Margont marchait en compagnie de Saber et de Piquebois.

— Pourquoi notre corps arrive-t-il après la bataille ? interrogea Saber d’un ton scandalisé. Nous sommes extraordinairement mal commandés ! A quoi pense donc le prince Eugène ? Ah ! celui-là, il est bien plus « Eugène » que « prince » !

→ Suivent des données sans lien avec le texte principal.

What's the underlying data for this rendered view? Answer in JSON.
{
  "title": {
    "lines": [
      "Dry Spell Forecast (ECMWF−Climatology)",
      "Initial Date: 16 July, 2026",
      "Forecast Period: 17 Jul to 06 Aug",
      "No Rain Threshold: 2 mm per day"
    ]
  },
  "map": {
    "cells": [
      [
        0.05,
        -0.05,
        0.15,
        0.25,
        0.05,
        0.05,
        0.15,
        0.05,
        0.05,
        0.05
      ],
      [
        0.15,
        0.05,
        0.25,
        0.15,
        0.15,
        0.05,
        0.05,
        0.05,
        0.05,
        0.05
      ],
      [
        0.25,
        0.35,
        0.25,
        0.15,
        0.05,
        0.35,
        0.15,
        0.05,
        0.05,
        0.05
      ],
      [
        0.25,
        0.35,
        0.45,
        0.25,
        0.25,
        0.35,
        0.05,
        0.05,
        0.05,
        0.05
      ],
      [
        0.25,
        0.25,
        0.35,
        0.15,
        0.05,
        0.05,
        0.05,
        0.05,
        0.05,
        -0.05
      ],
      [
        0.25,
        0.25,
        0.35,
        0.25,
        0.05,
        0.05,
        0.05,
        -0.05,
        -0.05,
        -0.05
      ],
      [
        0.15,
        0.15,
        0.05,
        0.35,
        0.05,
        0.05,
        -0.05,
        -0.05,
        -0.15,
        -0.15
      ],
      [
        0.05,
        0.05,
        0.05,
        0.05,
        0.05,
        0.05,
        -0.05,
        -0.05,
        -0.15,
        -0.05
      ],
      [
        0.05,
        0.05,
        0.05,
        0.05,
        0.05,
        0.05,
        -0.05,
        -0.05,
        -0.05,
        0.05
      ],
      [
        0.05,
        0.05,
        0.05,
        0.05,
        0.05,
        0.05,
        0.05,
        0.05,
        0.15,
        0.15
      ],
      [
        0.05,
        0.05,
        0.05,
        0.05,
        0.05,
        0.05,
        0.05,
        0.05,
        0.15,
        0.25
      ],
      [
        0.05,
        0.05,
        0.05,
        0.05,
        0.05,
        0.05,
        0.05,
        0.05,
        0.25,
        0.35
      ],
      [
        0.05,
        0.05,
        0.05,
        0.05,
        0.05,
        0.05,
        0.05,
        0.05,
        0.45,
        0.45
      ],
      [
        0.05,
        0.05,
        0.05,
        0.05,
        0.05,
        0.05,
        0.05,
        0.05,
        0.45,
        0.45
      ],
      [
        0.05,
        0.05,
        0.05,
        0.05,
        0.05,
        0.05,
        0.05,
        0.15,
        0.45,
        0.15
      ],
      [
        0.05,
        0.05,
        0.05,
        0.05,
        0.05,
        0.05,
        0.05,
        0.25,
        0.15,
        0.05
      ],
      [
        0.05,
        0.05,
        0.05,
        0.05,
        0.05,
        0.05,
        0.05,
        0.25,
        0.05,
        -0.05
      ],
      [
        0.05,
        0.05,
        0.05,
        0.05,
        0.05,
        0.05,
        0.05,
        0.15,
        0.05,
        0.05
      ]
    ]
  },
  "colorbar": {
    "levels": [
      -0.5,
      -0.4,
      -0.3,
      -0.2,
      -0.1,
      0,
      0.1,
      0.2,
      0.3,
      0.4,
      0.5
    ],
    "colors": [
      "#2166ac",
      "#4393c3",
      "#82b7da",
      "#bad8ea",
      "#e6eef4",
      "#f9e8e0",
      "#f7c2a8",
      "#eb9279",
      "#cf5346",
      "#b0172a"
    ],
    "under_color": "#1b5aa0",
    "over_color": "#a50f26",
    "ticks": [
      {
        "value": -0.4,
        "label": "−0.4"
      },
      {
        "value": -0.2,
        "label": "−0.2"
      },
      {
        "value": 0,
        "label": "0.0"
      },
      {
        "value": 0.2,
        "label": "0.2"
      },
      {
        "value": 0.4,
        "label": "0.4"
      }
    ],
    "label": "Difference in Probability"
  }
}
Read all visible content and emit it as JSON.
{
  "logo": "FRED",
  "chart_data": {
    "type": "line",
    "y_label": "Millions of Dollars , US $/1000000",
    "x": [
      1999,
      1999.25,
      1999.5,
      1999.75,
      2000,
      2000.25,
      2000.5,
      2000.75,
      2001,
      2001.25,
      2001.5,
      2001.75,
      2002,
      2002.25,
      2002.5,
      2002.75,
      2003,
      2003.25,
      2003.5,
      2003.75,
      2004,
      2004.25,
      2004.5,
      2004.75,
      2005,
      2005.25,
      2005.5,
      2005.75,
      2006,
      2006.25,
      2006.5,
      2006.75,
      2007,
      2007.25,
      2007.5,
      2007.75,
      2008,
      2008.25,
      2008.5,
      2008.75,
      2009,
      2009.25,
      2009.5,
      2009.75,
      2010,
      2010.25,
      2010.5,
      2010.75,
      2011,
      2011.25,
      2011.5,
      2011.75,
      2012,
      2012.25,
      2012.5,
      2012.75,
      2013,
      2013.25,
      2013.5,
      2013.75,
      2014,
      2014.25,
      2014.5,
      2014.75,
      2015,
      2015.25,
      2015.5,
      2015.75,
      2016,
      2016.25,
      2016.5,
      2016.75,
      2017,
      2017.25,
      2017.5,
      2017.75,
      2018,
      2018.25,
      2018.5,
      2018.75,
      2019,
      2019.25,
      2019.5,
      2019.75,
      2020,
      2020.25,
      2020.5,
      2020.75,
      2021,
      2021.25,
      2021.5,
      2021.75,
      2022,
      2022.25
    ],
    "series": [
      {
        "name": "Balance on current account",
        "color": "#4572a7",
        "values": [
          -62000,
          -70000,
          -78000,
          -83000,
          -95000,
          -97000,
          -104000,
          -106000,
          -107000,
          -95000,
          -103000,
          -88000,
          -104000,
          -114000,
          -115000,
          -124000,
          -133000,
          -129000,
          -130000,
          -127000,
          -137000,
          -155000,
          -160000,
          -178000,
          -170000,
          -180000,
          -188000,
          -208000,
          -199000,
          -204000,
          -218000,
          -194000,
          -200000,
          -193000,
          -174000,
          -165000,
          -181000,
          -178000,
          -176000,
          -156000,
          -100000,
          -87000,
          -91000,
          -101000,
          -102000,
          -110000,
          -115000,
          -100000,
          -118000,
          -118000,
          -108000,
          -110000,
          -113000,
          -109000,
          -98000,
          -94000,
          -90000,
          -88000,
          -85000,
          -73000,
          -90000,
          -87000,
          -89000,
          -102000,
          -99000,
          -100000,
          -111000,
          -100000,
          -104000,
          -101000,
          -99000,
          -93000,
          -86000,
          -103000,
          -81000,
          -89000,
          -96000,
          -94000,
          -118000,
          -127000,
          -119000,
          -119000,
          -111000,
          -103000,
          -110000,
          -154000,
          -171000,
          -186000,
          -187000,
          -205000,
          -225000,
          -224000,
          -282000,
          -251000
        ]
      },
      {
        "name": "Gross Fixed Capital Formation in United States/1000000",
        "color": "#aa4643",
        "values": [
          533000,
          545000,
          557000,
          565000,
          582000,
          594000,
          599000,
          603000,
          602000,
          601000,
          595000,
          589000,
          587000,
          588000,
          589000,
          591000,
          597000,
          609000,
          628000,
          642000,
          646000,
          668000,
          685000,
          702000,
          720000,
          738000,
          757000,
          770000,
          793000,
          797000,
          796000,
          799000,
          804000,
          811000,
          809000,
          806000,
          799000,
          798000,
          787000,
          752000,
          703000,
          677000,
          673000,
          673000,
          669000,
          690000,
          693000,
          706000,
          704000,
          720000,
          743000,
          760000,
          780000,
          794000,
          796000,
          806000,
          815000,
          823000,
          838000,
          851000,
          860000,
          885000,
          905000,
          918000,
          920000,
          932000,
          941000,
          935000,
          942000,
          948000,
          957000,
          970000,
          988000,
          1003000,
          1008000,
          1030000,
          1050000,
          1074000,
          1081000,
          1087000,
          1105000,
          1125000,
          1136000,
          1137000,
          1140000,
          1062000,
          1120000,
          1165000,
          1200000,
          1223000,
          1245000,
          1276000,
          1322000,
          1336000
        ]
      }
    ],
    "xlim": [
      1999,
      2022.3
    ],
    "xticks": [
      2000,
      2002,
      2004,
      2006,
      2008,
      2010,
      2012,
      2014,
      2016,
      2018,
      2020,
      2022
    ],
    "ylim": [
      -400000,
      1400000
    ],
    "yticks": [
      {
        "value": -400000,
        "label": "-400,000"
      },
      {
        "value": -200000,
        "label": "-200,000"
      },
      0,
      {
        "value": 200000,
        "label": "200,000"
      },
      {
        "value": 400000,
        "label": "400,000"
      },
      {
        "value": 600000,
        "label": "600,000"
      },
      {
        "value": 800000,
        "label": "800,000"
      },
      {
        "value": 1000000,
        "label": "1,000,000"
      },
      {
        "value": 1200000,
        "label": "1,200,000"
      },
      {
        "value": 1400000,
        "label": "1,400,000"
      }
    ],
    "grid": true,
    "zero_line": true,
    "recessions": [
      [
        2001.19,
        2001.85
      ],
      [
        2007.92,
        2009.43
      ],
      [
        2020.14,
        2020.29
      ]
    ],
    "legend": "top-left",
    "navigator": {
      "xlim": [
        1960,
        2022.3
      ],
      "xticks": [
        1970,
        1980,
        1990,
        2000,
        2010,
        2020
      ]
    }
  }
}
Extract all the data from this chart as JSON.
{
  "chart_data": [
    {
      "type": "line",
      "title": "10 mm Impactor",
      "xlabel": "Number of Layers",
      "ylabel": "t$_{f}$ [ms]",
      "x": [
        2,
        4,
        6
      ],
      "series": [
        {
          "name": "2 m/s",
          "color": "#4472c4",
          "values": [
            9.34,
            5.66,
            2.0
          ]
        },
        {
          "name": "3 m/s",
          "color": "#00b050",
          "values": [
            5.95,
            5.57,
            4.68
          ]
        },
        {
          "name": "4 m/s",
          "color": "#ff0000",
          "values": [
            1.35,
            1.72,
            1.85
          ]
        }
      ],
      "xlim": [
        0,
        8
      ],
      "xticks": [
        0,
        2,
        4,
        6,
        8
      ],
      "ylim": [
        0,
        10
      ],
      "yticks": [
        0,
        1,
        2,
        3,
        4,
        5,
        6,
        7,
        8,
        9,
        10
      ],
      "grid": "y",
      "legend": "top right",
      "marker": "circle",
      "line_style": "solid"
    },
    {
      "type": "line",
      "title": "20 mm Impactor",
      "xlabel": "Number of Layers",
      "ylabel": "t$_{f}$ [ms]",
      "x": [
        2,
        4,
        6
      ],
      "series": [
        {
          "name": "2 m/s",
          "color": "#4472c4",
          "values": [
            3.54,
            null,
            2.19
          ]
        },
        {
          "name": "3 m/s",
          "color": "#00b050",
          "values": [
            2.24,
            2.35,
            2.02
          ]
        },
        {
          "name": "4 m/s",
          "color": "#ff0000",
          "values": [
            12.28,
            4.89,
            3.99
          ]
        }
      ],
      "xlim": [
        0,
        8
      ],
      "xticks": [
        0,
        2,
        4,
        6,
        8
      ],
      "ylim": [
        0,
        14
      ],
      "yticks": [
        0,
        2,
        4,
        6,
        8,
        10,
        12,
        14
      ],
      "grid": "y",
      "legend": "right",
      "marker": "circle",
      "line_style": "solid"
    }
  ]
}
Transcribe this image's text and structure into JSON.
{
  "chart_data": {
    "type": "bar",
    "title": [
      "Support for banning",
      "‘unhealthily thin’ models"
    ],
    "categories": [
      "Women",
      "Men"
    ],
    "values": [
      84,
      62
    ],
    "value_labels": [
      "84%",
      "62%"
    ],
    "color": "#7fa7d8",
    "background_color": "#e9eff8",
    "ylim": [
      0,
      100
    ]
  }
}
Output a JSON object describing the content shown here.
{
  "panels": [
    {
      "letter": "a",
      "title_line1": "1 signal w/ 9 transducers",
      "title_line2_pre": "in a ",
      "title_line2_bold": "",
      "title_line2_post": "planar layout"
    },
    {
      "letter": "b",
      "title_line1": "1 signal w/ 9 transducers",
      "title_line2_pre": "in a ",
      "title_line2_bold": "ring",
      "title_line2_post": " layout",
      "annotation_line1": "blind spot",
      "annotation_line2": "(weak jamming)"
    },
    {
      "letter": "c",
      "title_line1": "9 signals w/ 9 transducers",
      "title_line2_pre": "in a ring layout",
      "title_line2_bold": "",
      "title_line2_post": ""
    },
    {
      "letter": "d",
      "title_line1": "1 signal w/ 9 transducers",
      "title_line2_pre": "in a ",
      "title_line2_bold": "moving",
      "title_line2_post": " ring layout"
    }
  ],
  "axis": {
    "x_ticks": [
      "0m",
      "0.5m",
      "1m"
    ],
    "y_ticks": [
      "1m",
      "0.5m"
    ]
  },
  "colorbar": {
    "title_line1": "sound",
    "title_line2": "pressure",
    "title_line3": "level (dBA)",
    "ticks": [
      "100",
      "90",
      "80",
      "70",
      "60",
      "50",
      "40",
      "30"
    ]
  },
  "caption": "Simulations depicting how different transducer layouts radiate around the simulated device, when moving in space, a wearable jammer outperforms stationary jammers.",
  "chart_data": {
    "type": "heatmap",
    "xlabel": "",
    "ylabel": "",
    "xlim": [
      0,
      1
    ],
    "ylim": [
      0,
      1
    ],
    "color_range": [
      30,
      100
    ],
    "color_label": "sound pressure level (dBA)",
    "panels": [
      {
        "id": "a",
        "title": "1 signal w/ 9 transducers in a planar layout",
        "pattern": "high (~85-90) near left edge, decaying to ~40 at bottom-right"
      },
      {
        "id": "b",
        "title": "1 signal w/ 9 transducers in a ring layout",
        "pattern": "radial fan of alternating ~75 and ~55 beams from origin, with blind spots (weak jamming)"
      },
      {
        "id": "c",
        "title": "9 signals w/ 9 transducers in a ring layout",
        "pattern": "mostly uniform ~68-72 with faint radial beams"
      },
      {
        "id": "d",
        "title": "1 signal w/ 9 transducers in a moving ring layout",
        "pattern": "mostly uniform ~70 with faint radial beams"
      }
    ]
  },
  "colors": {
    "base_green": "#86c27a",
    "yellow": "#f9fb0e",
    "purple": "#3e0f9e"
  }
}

Ni Margont ni Piquebois ne répliquèrent. Il était tout simplement impossible de discuter de ce sujet-là avec Saber. En effet, Saber haïssait le prince Eugène qui, selon lui, était le vice-roi non pas d’Italie, mais des parvenus. Fils d’Alexandre et de Joséphine de Beauharnais, Eugène de Beauharnais avait vu son destin s’envoler lorsque sa mère avait épousé en secondes noces un Bonaparte prometteur qui s’était empressé de devenir Napoléon. Ainsi, en 1805, alors âgé de vingt-quatre ans, il avait été promu vice-roi d’Italie par son beau-père. Saber s’était déjà maintes fois vengé en pensée de ce qu’il considérait comme la félonie des félonies. Il s’imaginait régulièrement recevant – dans quelques années, tout de même – son bâton de maréchal de France des mains de l’Empereur et déclarant à haute voix pour être entendu du prince Eugène : « Je remercie Votre Majesté de tout coeur. Ma mère se réjouira d’apprendre cette nomination pour laquelle elle a si activement payé de sa personne... en m’éduquant et en m’aidant à construire l’homme que je suis devenu. » Les qualités du prince en tant que chef militaire n’étaient pas inexistantes. Au moins son courage était-il connu de tous. Ou plutôt de presque tous, car on ne pouvait pas faire admettre à Saber ce fait indiscutable. « Bien sûr qu’il est discutable, puisque je le discute, moi ! Il n’est que le « beau-fils » de la « bonne personne » ! » s’emportait-il. Et il établissait un méchant parallèle avec la danseuse d’opéra du prince, décrétant qu’il était normal que quelqu’un qui mimait si bien un vrai général se soit épris d’une « Cléopâtre d’opérette ».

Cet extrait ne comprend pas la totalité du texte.